The fundraising could be one of the largest of the quarter as startups have had a much harder time accessing the capital markets this year. Although traditional healthcare investors still see opportunity in digital health, some of the newcomers to the space have been more cautious about investing after some high profile stumbles.
Health Catalyst plans to use the funds to invest in product development, particularly around population health and activity-based costing, or helping providers determine the precise cost of the services they provide.
The capital also will help cover the cost of four recent intellectual property acquisitions, mostly from health systems. The company hasn't ruled out doing one additional deal, said CEO Dan Burton.
Health Catalyst had a strong 2015, doubling its revenue and nearly doubling its headcount to more than 400 employees.
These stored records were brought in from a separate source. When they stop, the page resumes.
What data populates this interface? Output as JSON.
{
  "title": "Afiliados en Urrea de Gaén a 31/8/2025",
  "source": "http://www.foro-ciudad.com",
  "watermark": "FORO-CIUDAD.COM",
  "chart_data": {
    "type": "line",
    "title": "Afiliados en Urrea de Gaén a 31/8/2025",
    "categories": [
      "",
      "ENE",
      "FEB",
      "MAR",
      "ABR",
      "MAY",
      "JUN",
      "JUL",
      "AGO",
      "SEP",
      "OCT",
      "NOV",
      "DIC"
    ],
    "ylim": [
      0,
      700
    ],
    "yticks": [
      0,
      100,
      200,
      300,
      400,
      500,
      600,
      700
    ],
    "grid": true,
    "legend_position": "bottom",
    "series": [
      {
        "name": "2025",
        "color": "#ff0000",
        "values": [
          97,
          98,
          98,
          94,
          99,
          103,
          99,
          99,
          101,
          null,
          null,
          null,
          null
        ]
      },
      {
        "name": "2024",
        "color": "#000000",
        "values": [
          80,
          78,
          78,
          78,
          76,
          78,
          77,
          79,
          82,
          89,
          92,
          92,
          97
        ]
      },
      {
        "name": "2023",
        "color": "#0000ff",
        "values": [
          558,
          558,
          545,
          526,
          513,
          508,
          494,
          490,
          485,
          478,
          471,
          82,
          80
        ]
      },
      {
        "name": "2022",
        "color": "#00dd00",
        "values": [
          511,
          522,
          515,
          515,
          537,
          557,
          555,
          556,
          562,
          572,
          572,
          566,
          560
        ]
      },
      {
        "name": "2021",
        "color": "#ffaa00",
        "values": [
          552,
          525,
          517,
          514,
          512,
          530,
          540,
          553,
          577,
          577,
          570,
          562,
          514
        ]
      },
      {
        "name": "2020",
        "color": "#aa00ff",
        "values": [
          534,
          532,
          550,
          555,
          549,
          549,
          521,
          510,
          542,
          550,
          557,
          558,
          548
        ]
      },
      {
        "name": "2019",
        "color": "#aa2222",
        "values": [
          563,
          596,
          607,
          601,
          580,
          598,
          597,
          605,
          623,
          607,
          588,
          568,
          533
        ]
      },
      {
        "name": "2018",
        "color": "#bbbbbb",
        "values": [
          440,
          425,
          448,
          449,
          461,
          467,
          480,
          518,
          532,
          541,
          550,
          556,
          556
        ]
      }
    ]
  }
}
It serves 300 hospitals and 3,000 clinics, representing 65 million patients.
The business now has a sustainable cash flow and the financing is likely to be Health Catalyst's last private funding round, Burton said. The company, which has raised $200 million to date, is looking toward a 2017 initial public offering.
“We're not open to the acquisition path,” Burton said. “The path we're on is an IPO path. We've been approached many times (for a sale) and we're not interested in that path.”
With the Dow Jones industrial average about 8% lower than it was on Jan. 2—with significant volatility along the way—the IPO market has cooled considerably compared to last year, and venture funding has chilled along with it.
“It's been a tough start to 2016,” said Stephen Kraus, a partner at Bessemer Venture Partners. “I would call some of the valuations in the market frothy.”
In the digital health space in particular, investors have watched as companies that were once darlings of the industry—like Zenefits, Theranos and Castlight Health—run into regulatory or business hurdles.
Even under the best circumstances, healthcare has a longer sales cycle than a consumer industry; there are privacy, workflow and cultural barriers to overcome. “You don't really hyper-scale those companies—it's more linear growth,” Kraus said. On the other hand, “Once you get a customer, the lifetime value is exceptionally long.”
So while the slow pace of change has frustrated some technology-focused venture funds, others still see significant growth potential ahead.
“There are two very different views of investors,” said Tom Rodgers, managing director of McKesson Ventures. “There's a small club of investors that has always invested in healthcare IT. And that group is incredibly excited. This group is saying: We're not in a panic and we'll probably invest more in this space.”
Pittsburgh-based UPMC is not only an investor in Health Catalyst but also pilots its cost-accounting technology. “The only time we'll make that investment is when we think we can use it,” said Tal Heppenstall, president of UPMC Enterprises. “We've seen a huge ROI internally to ourselves because we've already had the product.”
Health Catalyst has watched the capital markets begin to shift in a negative way, which has impacted valuations in the digital health space, Burton acknowledged. But its own investors include a mix of health systems that have industry knowledge and financial investors that push the company to reach its growth targets. While healthcare may be slow to change, it also weathers recessions better than many other industries, Burton said.
“It doesn't spike as high and it doesn't dip as low. It's more steady,” he said. “If you have a syndicate that really understands those dynamics, it can work out well.”